A smile tugged at his lips. “I love you, too.”

His gaze shifted towards Burr a moment later, and the smile disappeared. Eliza turned towards him as well, her eyes narrowing at the sight of him. Burr retreated back into the small parlor, uncomfortable at having witnessed the private moment.

The progress of the wheelchair towards the smaller parlor was audible. Burr remained standing, leaning on the mantle, while Eliza guided the chair into place opposite an arm chair. Hamilton tilted his head back to look at her.

“Could you give us a few minutes?”

“No,” she said, firmly.

“Betsey,” Hamilton sighed, a note of amusement entering his tone, “I hardly think I’m in any danger. What do you think he’s going to do to me in the middle of the parlor at three in the afternoon?”

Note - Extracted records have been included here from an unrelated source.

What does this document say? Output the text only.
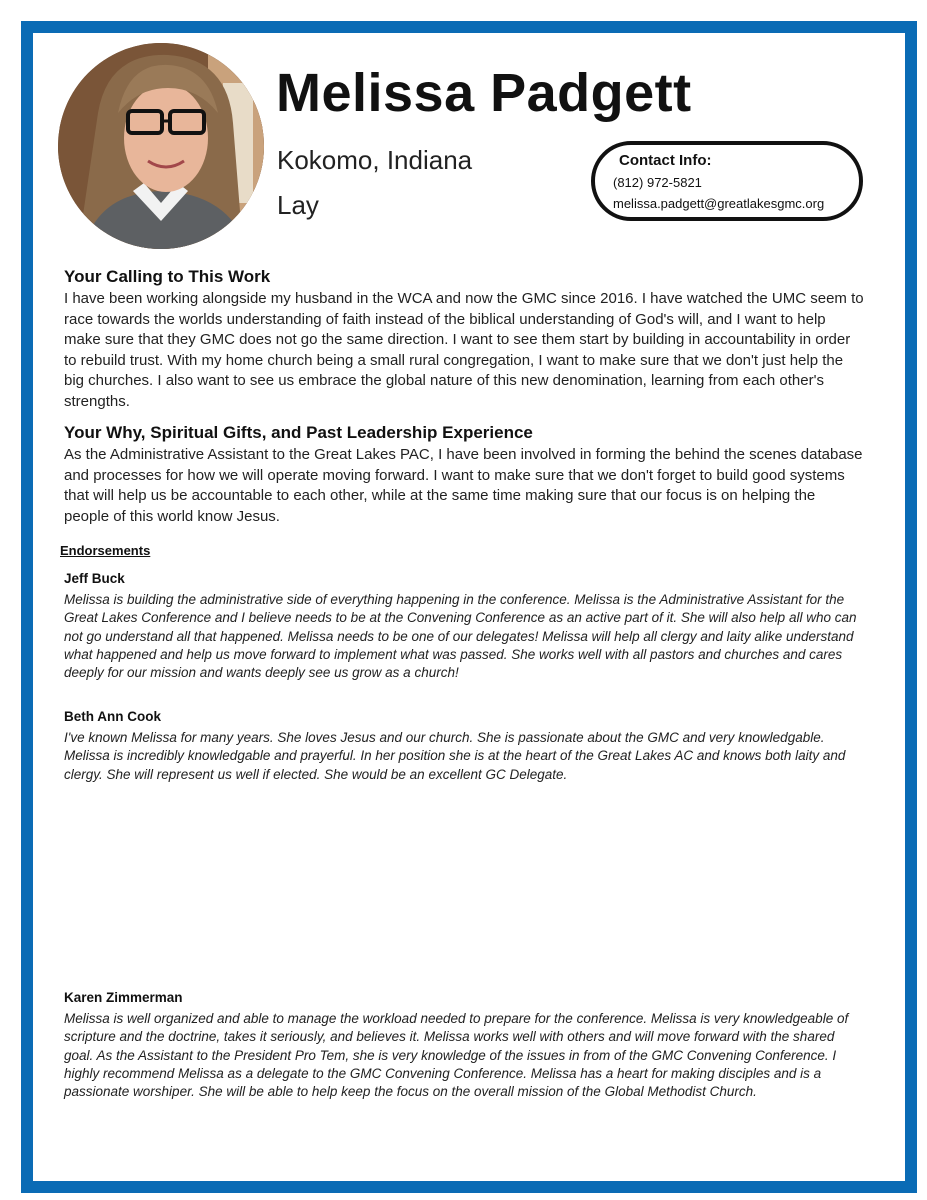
Melissa Padgett
Kokomo, Indiana
Lay
Contact Info:
(812) 972-5821
melissa.padgett@greatlakesgmc.org
Your Calling to This Work

I have been working alongside my husband in the WCA and now the GMC since 2016. I have watched the UMC seem to race towards the worlds understanding of faith instead of the biblical understanding of God's will, and I want to help make sure that they GMC does not go the same direction. I want to see them start by building in accountability in order to rebuild trust. With my home church being a small rural congregation, I want to make sure that we don't just help the big churches. I also want to see us embrace the global nature of this new denomination, learning from each other's strengths.

Your Why, Spiritual Gifts, and Past Leadership Experience

As the Administrative Assistant to the Great Lakes PAC, I have been involved in forming the behind the scenes database and processes for how we will operate moving forward. I want to make sure that we don't forget to build good systems that will help us be accountable to each other, while at the same time making sure that our focus is on helping the people of this world know Jesus.

Endorsements
Jeff Buck

Melissa is building the administrative side of everything happening in the conference. Melissa is the Administrative Assistant for the Great Lakes Conference and I believe needs to be at the Convening Conference as an active part of it. She will also help all who can not go understand all that happened. Melissa needs to be one of our delegates! Melissa will help all clergy and laity alike understand what happened and help us move forward to implement what was passed. She works well with all pastors and churches and cares deeply for our mission and wants deeply see us grow as a church!

Beth Ann Cook

I've known Melissa for many years. She loves Jesus and our church. She is passionate about the GMC and very knowledgable. Melissa is incredibly knowledgable and prayerful. In her position she is at the heart of the Great Lakes AC and knows both laity and clergy. She will represent us well if elected. She would be an excellent GC Delegate.

Karen Zimmerman

Melissa is well organized and able to manage the workload needed to prepare for the conference. Melissa is very knowledgeable of scripture and the doctrine, takes it seriously, and believes it. Melissa works well with others and will move forward with the shared goal. As the Assistant to the President Pro Tem, she is very knowledge of the issues in from of the GMC Convening Conference. I highly recommend Melissa as a delegate to the GMC Convening Conference. Melissa has a heart for making disciples and is a passionate worshiper. She will be able to help keep the focus on the overall mission of the Global Methodist Church.
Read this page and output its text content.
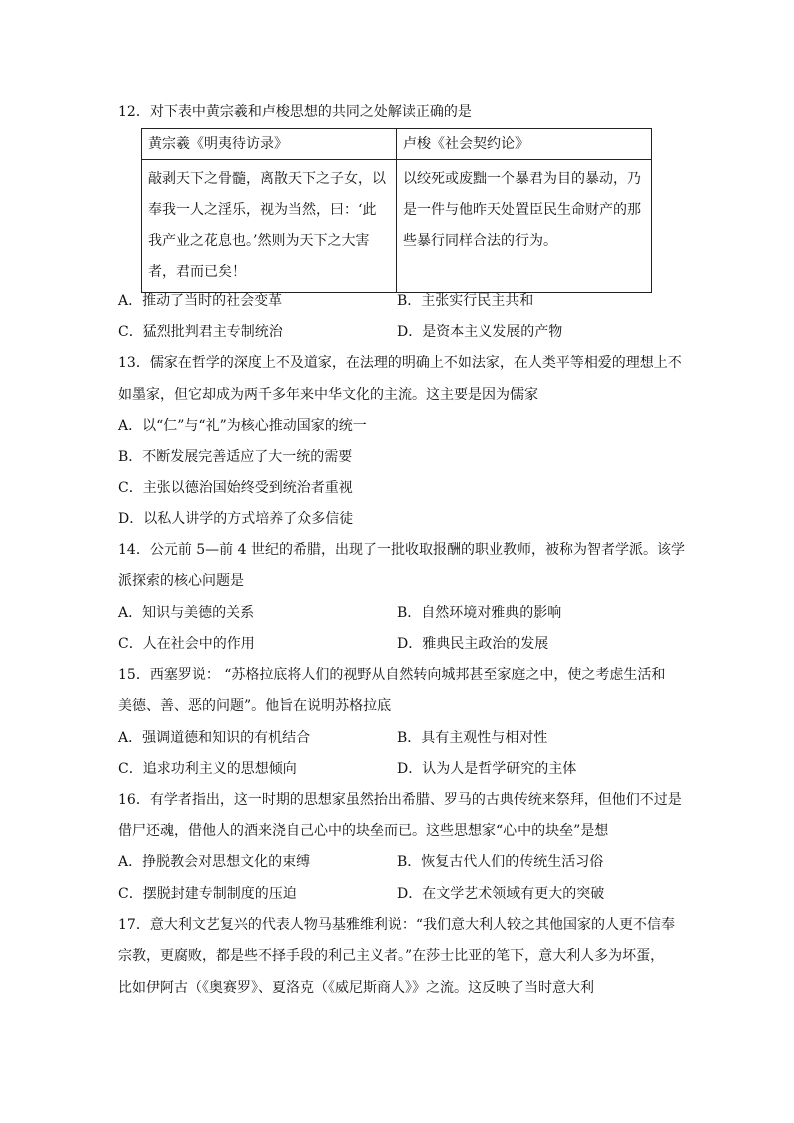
12．对下表中黄宗羲和卢梭思想的共同之处解读正确的是
黄宗羲《明夷待访录》	卢梭《社会契约论》
敲剥天下之骨髓，离散天下之子女，以奉我一人之淫乐，视为当然，曰：‘此我产业之花息也。’然则为天下之大害者，君而已矣！	以绞死或废黜一个暴君为目的暴动，乃是一件与他昨天处置臣民生命财产的那些暴行同样合法的行为。
A．推动了当时的社会变革	B．主张实行民主共和
C．猛烈批判君主专制统治	D．是资本主义发展的产物
13．儒家在哲学的深度上不及道家，在法理的明确上不如法家，在人类平等相爱的理想上不
如墨家，但它却成为两千多年来中华文化的主流。这主要是因为儒家
A．以“仁”与“礼”为核心推动国家的统一
B．不断发展完善适应了大一统的需要
C．主张以德治国始终受到统治者重视
D．以私人讲学的方式培养了众多信徒
14．公元前 5—前 4 世纪的希腊，出现了一批收取报酬的职业教师，被称为智者学派。该学
派探索的核心问题是
A．知识与美德的关系	B．自然环境对雅典的影响
C．人在社会中的作用	D．雅典民主政治的发展
15．西塞罗说： “苏格拉底将人们的视野从自然转向城邦甚至家庭之中，使之考虑生活和
美德、善、恶的问题”。他旨在说明苏格拉底
A．强调道德和知识的有机结合	B．具有主观性与相对性
C．追求功利主义的思想倾向	D．认为人是哲学研究的主体
16．有学者指出，这一时期的思想家虽然抬出希腊、罗马的古典传统来祭拜，但他们不过是
借尸还魂，借他人的酒来浇自己心中的块垒而已。这些思想家“心中的块垒”是想
A．挣脱教会对思想文化的束缚	B．恢复古代人们的传统生活习俗
C．摆脱封建专制制度的压迫	D．在文学艺术领域有更大的突破
17．意大利文艺复兴的代表人物马基雅维利说：“我们意大利人较之其他国家的人更不信奉
宗教，更腐败，都是些不择手段的利己主义者。”在莎士比亚的笔下，意大利人多为坏蛋，
比如伊阿古（《奥赛罗》、夏洛克（《威尼斯商人》》之流。这反映了当时意大利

“I never expected Mr. Burr would do anything to harm you.” Accusation and betrayal laced her words. Her hands rested protectively on the back of her husband’s chair as she spoke. Burr’s eyes went to the floor like a chastened child. “I have no interest in giving him the opportunity to prove me wrong again.”

“It’s fine,” Burr assured them both. “I'll only be a minute. I just came to say, well, to ask.…” He pushed out a breath. “The grand jury handed down an indictment. I'm to be held under house arrest at Martin's during the trial.”

Hamilton nodded, unsurprised.

“I need your help.” Burr couldn’t look at Eliza as he said it. He waited, half expecting Hamilton to grin or to gloat.

Instead, Hamilton gave him a reassuring smile. “It would be my pleasure, Mr. Burr.”

The relief that fluttered in his chest surprised him. He didn’t need Hamilton to assure victory in court, he knew. But his help promised something more than dodging a death sentence. The promise of forgiveness, of home, resided in Hamilton’s open expression. Unable to articulate the soaring feeling inside him, Burr managed only a whispered, “Thank you.”